Killer Queen: Marie Antoinette is having her moment, again
Pop culture is losing its head over Marie Antoinette. More than 200 years after a revolutionary mob led her to the guillotine, the fashionista French monarch is back in style. Not only is her tumultuous life the basis for "Marie Antoinette," director Sofia Coppola's biopic that opens Friday, the controversial queen is also the subject of two recent books - a nonfiction tome and a novel - plus a PBS documentary.
And last month, Fashion Week runways in New York featured plenty of bubble skirts, ruffles and corset-like blouses, a look seemingly inspired by her 18th-century sartorial splendor.
As the trendsetting wife of King Louis XVI - think Jackie O in a sky-high pouf and puffy ball gown - Marie Antoinette is remembered for caring more about being a fashion plate than for putting food on the plates of the starving masses.
Any history student worth his weight in brioche knows the flippant phrase "Let them eat cake!" - her supposed solution to feeding the hungry French peasantry. Yet for a historical figure who has long symbolized royal excess, callousness and cluelessness, she is enjoying quite a revival.

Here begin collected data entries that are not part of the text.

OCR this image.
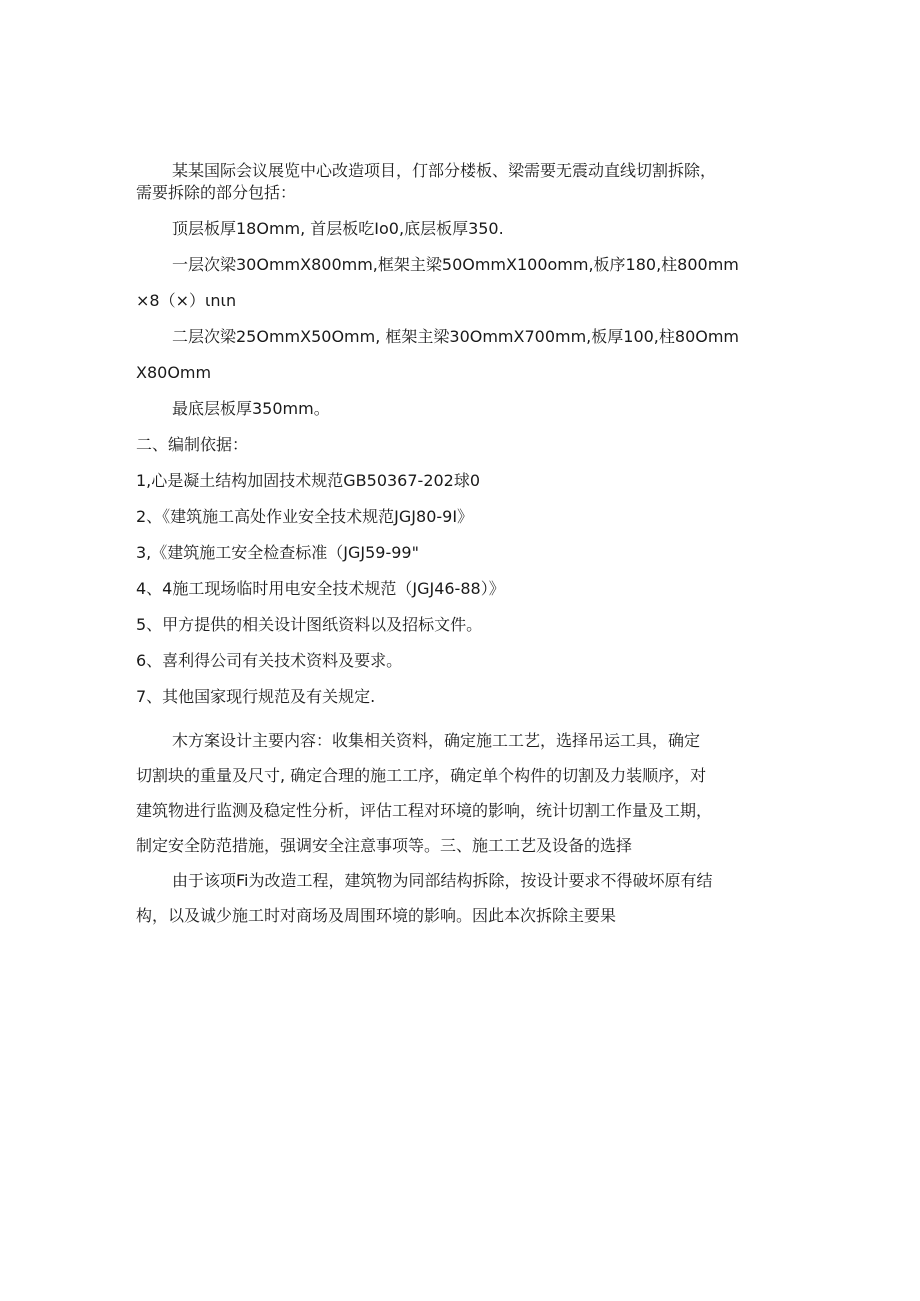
某某国际会议展览中心改造项目，仃部分楼板、梁需要无震动直线切割拆除，
需要拆除的部分包括：
顶层板厚18Omm, 首层板吃Io0,底层板厚350.
一层次梁30OmmX800mm,框架主梁50OmmX100omm,板序180,柱800mm
×8（×）ιnιn
二层次梁25OmmX50Omm, 框架主梁30OmmX700mm,板厚100,柱80Omm
X80Omm
最底层板厚350mm。
二、编制依据：
1,心是凝土结构加固技术规范GB50367-202球0
2、《建筑施工高处作业安全技术规范JGJ80-9I》
3,《建筑施工安全检查标准（JGJ59-99"
4、4施工现场临时用电安全技术规范（JGJ46-88）》
5、甲方提供的相关设计图纸资料以及招标文件。
6、喜利得公司有关技术资料及要求。
7、其他国家现行规范及有关规定.
木方案设计主要内容：收集相关资料，确定施工工艺，选择吊运工具，确定
切割块的重量及尺寸, 确定合理的施工工序，确定单个构件的切割及力装顺序，对
建筑物进行监测及稳定性分析，评估工程对环境的影响，统计切割工作量及工期，
制定安全防范措施，强调安全注意事项等。三、施工工艺及设备的选择
由于该项Fi为改造工程，建筑物为同部结构拆除，按设计要求不得破坏原有结
构，以及诚少施工时对商场及周围环境的影响。因此本次拆除主要果
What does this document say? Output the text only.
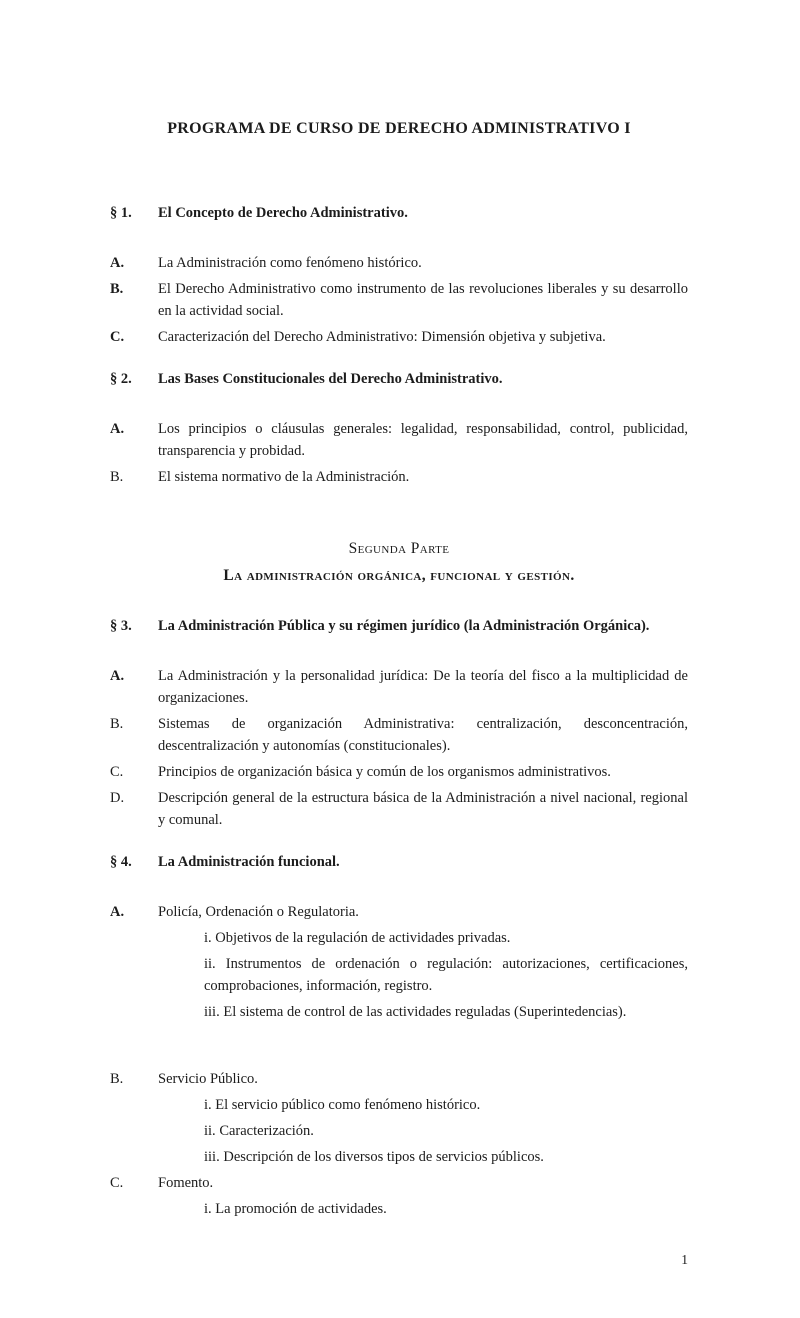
PROGRAMA DE CURSO DE DERECHO ADMINISTRATIVO I
§ 1.	El Concepto de Derecho Administrativo.
A.	La Administración como fenómeno histórico.

B.	El Derecho Administrativo como instrumento de las revoluciones liberales y su desarrollo en la actividad social.

C.	Caracterización del Derecho Administrativo: Dimensión objetiva y subjetiva.

§ 2.	Las Bases Constitucionales del Derecho Administrativo.
A.	Los principios o cláusulas generales: legalidad, responsabilidad, control, publicidad, transparencia y probidad.

B.	El sistema normativo de la Administración.

Segunda Parte

La administración orgánica, funcional y gestión.

§ 3.	La Administración Pública y su régimen jurídico (la Administración Orgánica).
A.	La Administración y la personalidad jurídica: De la teoría del fisco a la multiplicidad de organizaciones.

B.	Sistemas de organización Administrativa: centralización, desconcentración, descentralización y autonomías (constitucionales).

C.	Principios de organización básica y común de los organismos administrativos.

D.	Descripción general de la estructura básica de la Administración a nivel nacional, regional y comunal.

§ 4.	La Administración funcional.
A.	Policía, Ordenación o Regulatoria.

i. Objetivos de la regulación de actividades privadas.

ii. Instrumentos de ordenación o regulación: autorizaciones, certificaciones, comprobaciones, información, registro.

iii. El sistema de control de las actividades reguladas (Superintedencias).

B.	Servicio Público.

i. El servicio público como fenómeno histórico.

ii. Caracterización.

iii. Descripción de los diversos tipos de servicios públicos.

C.	Fomento.

i. La promoción de actividades.

1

"It's the story of a woman who suffered and then was transformed, yet at the same time wasn't a very good queen," says David Grubin, producer-director of "Marie Antoinette," a documentary that debuted on PBS in late September.

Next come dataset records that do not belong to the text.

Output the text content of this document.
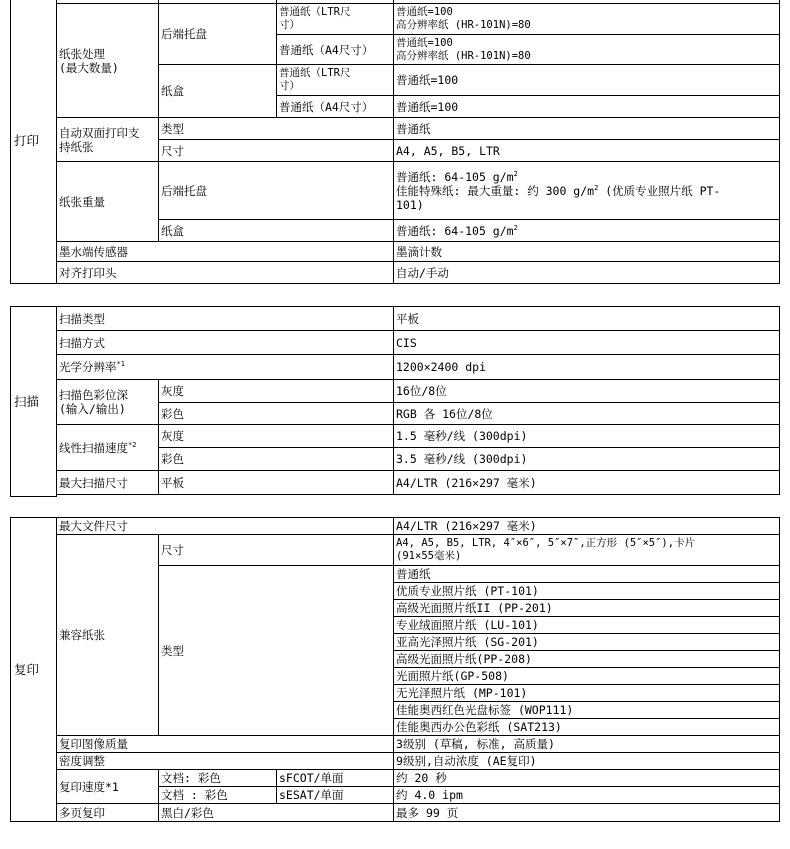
打印				
	纸张处理
(最大数量)	后端托盘	普通纸（LTR尺
寸）	普通纸=100
高分辨率纸 (HR-101N)=80
			普通纸（A4尺寸）	普通纸=100
高分辨率纸 (HR-101N)=80
		纸盒	普通纸（LTR尺
寸）	普通纸=100
			普通纸（A4尺寸）	普通纸=100
	自动双面打印支
持纸张	类型		普通纸
		尺寸		A4, A5, B5, LTR
	纸张重量	后端托盘		普通纸: 64-105 $g/m^2$
佳能特殊纸: 最大重量: 约 300 $g/m^2$ (优质专业照片纸 PT-
101)
		纸盒		普通纸: 64-105 $g/m^2$
	墨水端传感器			墨滴计数
	对齐打印头			自动/手动
扫描	扫描类型		平板
	扫描方式		CIS
	光学分辨率$^{*1}$		1200×2400 dpi
	扫描色彩位深
(输入/输出)	灰度	16位/8位
		彩色	RGB 各 16位/8位
	线性扫描速度$^{*2}$	灰度	1.5 毫秒/线 (300dpi)
		彩色	3.5 毫秒/线 (300dpi)
	最大扫描尺寸	平板	A4/LTR (216×297 毫米)

复印	最大文件尺寸			A4/LTR (216×297 毫米)
	兼容纸张	尺寸		A4, A5, B5, LTR, 4″×6″, 5″×7″,正方形 (5″×5″),卡片
(91×55毫米)
		类型		普通纸
				优质专业照片纸 (PT-101)
				高级光面照片纸II (PP-201)
				专业绒面照片纸 (LU-101)
				亚高光泽照片纸 (SG-201)
				高级光面照片纸(PP-208)
				光面照片纸(GP-508)
				无光泽照片纸 (MP-101)
				佳能奥西红色光盘标签 (WOP111)
				佳能奥西办公色彩纸 (SAT213)
	复印图像质量			3级别 (草稿, 标准, 高质量)
	密度调整			9级别,自动浓度 (AE复印)
	复印速度*1	文档: 彩色	sFCOT/单面	约 20 秒
		文档 : 彩色	sESAT/单面	约 4.0 ipm
	多页复印	黑白/彩色		最多 99 页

"Her life story resonates because there's a conflation of sex and politics," adds Grubin. "The people vilify her and go after her because she doesn't do her job - which is to bear children - because the king isn't sleeping with her. And her upbringing of enormous wealth and privilege detaches her from the people."

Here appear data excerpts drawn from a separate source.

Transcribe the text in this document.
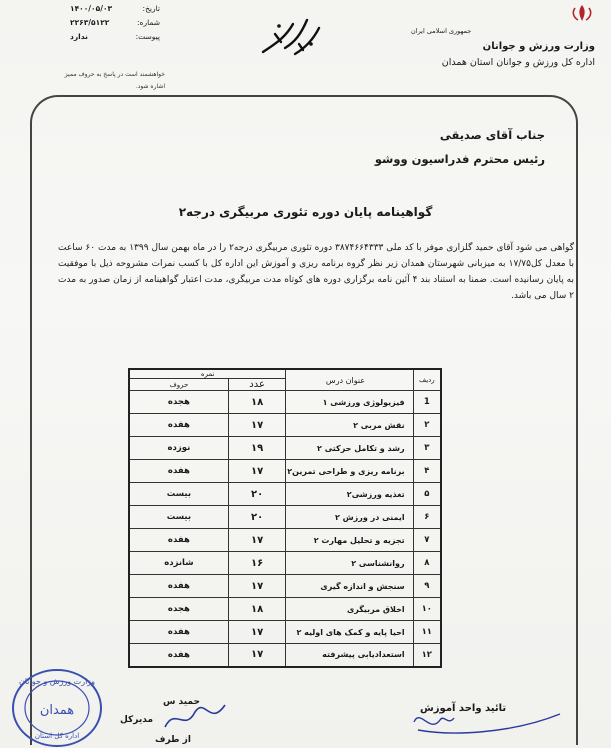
جمهوری اسلامی ایران
وزارت ورزش و جوانان
اداره کل ورزش و جوانان استان همدان
تاریخ:
۱۴۰۰/۰۵/۰۳
شماره:
۲۲۶۳/۵۱۲۲
پیوست:
ندارد
خواهشمند است در پاسخ به حروف ممیز اشاره شود.
جناب آقای صدیقی
رئیس محترم فدراسیون ووشو
گواهینامه پایان دوره تئوری مربیگری درجه۲
گواهی می شود آقای حمید گلزاری موفر با کد ملی ۳۸۷۴۶۶۴۳۳۳ دوره تئوری مربیگری درجه۲ را در ماه بهمن سال ۱۳۹۹ به مدت ۶۰ ساعت با معدل کل۱۷/۷۵ به میزبانی شهرستان همدان زیر نظر گروه برنامه ریزی و آموزش این اداره کل با کسب نمرات مشروحه ذیل با موفقیت به پایان رسانیده است. ضمنا به استناد بند ۴ آئین نامه برگزاری دوره های کوتاه مدت مربیگری، مدت اعتبار گواهینامه از زمان صدور به مدت ۲ سال می باشد.
ردیف	عنوان درس	نمره	
		عدد	حروف
1	فیزیولوژی ورزشی ۱	۱۸	هجده
۲	نقش مربی ۲	۱۷	هفده
۳	رشد و تکامل حرکتی ۲	۱۹	نوزده
۴	برنامه ریزی و طراحی تمرین۲	۱۷	هفده
۵	تغذیه ورزشی۲	۲۰	بیست
۶	ایمنی در ورزش ۲	۲۰	بیست
۷	تجزیه و تحلیل مهارت ۲	۱۷	هفده
۸	روانشناسی ۲	۱۶	شانزده
۹	سنجش و اندازه گیری	۱۷	هفده
۱۰	اخلاق مربیگری	۱۸	هجده
۱۱	احیا پایه و کمک های اولیه ۲	۱۷	هفده
۱۲	استعدادیابی پیشرفته	۱۷	هفده
وزارت ورزش و جوانان
همدان
اداره کل استان
حمید س
مدیرکل
از طرف
تائید واحد آموزش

While the documentary aims to educate by examining the queen's life against a backdrop of the French Revolution, Coppola's film is an opulent, fictional retelling of the court intrigue, politics, sex, scandals and betrayals that defined her era - complete with a pop score and Young Hollywood casting.
"Marie Antoinette" stars Kirsten Dunst ("The Virgin Suicides," the "Spider-Man" movies) as the flighty teen daughter of Austrian royalty who was betrothed at 14 to Louis, the future king of France (Jason Schwartzman, of "Rushmore" and "I (Heart) Huckabees").
"Reading about her in high school, I had always thought her to be such a fascinating subject," says Coppola. "She really was a celebrity at that time (and) at a very young age. So I tried to make something that (wasn't) a typical period piece."
The two books likewise approach the same fascinating subject from different tacks. Published in September, Caroline Weber's "Queen of Fashion: What Marie Antoinette Wore to the Revolution" (Henry Holt) shows how the insecure young royal's fashion sense helped forge her sense of self.
In the novel "Abundance" (William Morrow), which hit bookstores this month, Sena Jeter Naslund has Marie Antoinette tell her story in the first person to show how she goes from timid teen to canny queen.
While there's no denying that Marie was in over her head, these new takes do make her out to be sympathetic. The infamous "cake" quote, for example, is now widely thought to have been misattributed to her.
"She began as a frivolous, lightheaded woman who becomes queen at 19 (with) no sense of dignity of what it means to be a queen," says Grubin.
"Yet she suffered so terribly and unfairly. She became the symbol for everything the revolution hates, but now you see how this intense pain transformed her into a serious person."